Google a annoncé jeudi qu’il faisait appel de sa condamnation par la Cnil, qui lui reproche une mauvaise application du droit à l’oubli. Mais les arguments publics de Google déforment les termes du débat.
C’était attendu et il est même surprenant que l’officialisation intervienne si tard. Jeudi, c’est par une tribune publiée dans Le Monde que Google a annoncé avoir interjeté appel contre sa condamnation par la Cnil qui lui reproche une mauvaise application du droit à l’oubli, conformément à la position prise par l’ensemble de ses homologues européennes.
Depuis l’arrêt Google Spain du 12 mai 2014, la justice européenne considère que les Européens ont le droit à ce que des résultats qui affichent des éléments de leur vie privée ne soient plus visibles sur le moteur de recherche. La Cour de justice de l’Union européenne (CJUE) avait en effet estimé que l’indexation des pages Web qui contiennent des informations privées constituait un « traitement de données personnelles », et qu’à ce titre les Européens disposaient du « droit d’opposition et de rectification », traduit en France par la loi informatique et libertés de 1978. (...)
À ce jour, Google a donc reçu des demandes de suppression de 1,5 millions d’URL, et a accepté moins de la moitié d’entre elles. En France, Google a reçu des demandes concernant un peu plus de 306 000 pages web, et a consenti l’effacement pour 49 % d’entre elles. soit un peu plus de 150 000 résultats.
Il est important de comprendre que ces URL sont effacées exclusivement dans les résultats des recherches qui portent précisément sur le nom de la personne concernée. Ils restent dans l’index de Google et peuvent toujours être accessibles par d’autres requêtes plus indirectes, ce que la Cnil n’a jamais reproché à Google. (...)
Google a accepté de censurer les résultats sur toutes les recherches effectuées depuis l’Union européenne, en faisant une application territoriale du droit à l’oubli. Il s’applique en Europe, et en Europe seulement. Or ce que la Cnil reproche à Google, c’est de ne pas accepter l’idée que le « droit à l’oubli » est un droit personnel qui est attaché à chaque individu en Europe, et que ce droit reconnu par l’Union européenne à ses concitoyens, imposé par la Charte des droits fondamentaux (article 8), s’exerce par l’individu à l’égard du monde entier. (...)
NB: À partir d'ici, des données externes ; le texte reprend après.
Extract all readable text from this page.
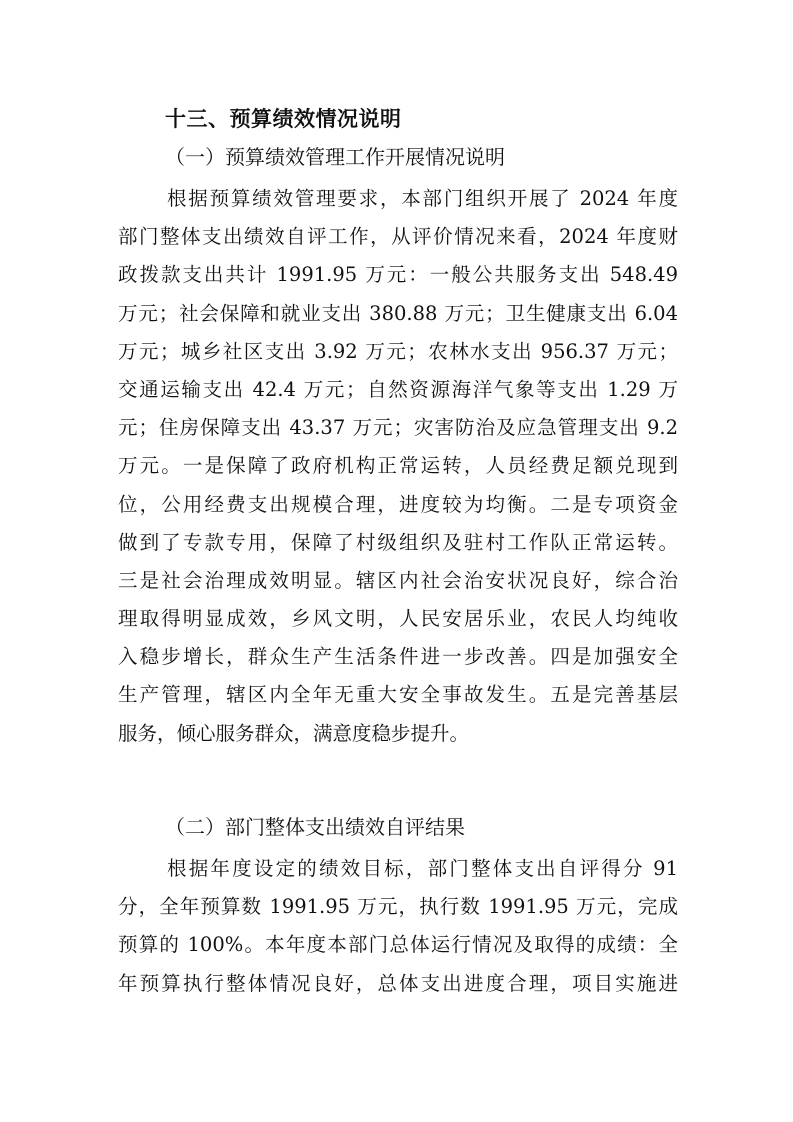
十三、预算绩效情况说明
（一）预算绩效管理工作开展情况说明
根据预算绩效管理要求，本部门组织开展了 2024 年度
部门整体支出绩效自评工作，从评价情况来看，2024 年度财
政拨款支出共计 1991.95 万元：一般公共服务支出 548.49
万元；社会保障和就业支出 380.88 万元；卫生健康支出 6.04
万元；城乡社区支出 3.92 万元；农林水支出 956.37 万元；
交通运输支出 42.4 万元；自然资源海洋气象等支出 1.29 万
元；住房保障支出 43.37 万元；灾害防治及应急管理支出 9.2
万元。一是保障了政府机构正常运转，人员经费足额兑现到
位，公用经费支出规模合理，进度较为均衡。二是专项资金
做到了专款专用，保障了村级组织及驻村工作队正常运转。
三是社会治理成效明显。辖区内社会治安状况良好，综合治
理取得明显成效，乡风文明，人民安居乐业，农民人均纯收
入稳步增长，群众生产生活条件进一步改善。四是加强安全
生产管理，辖区内全年无重大安全事故发生。五是完善基层
服务，倾心服务群众，满意度稳步提升。
（二）部门整体支出绩效自评结果
根据年度设定的绩效目标，部门整体支出自评得分 91
分，全年预算数 1991.95 万元，执行数 1991.95 万元，完成
预算的 100%。本年度本部门总体运行情况及取得的成绩：全
年预算执行整体情况良好，总体支出进度合理，项目实施进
Walker fait croire au public que le droit à l’oubli viserait à faire disparaître une « information illégale » et que cette « information illégale » en Europe pourrait être légale ailleurs dans le monde. Mais c’est tout simplement faux et manipulateur. Ce n’est pas du tout l’information référencée qui est illégale en elle-même. Elle est légale partout. Ce qui est illégal en revanche, c’est le fait pour Google de continuer à afficher une donnée personnelle d’un Européen alors que l’Européen qui bénéficie d’un droit à l’oubli a demandé à ce qu’elle soit supprimée. Et ça, aux yeux de la Cnil, ça devrait rester illégal partout dans le monde, parce que le droit de l’Européen n’est pas limité aux frontières de l’Union européenne.
Il faut donc relire la tribune pour voir à quel point Google tente de déformer le débat en faisant semblant de ne pas en comprendre les termes (...)
L’application mondiale d’une loi ? Non, l’application mondiale d’un droit (...)
La France ne demande pas que les droits des Américains soient modifiés, et que leur soient reconnus à eux un droit à l’oubli. Elle demande, par la Cnil, que les droits des Français soient reconnus et protégés y compris aux États-Unis ou ailleurs dans le monde. Ce n’est pas à ce point déraisonnable, et c’est même démocratiquement juste. (...)
En réalité, Google procède à une inversion accusatoire. Il prétend que la Cnil exige l’application mondiale d’un droit, alors que Google demande surtout l’application mondiale d’une violation d’un droit.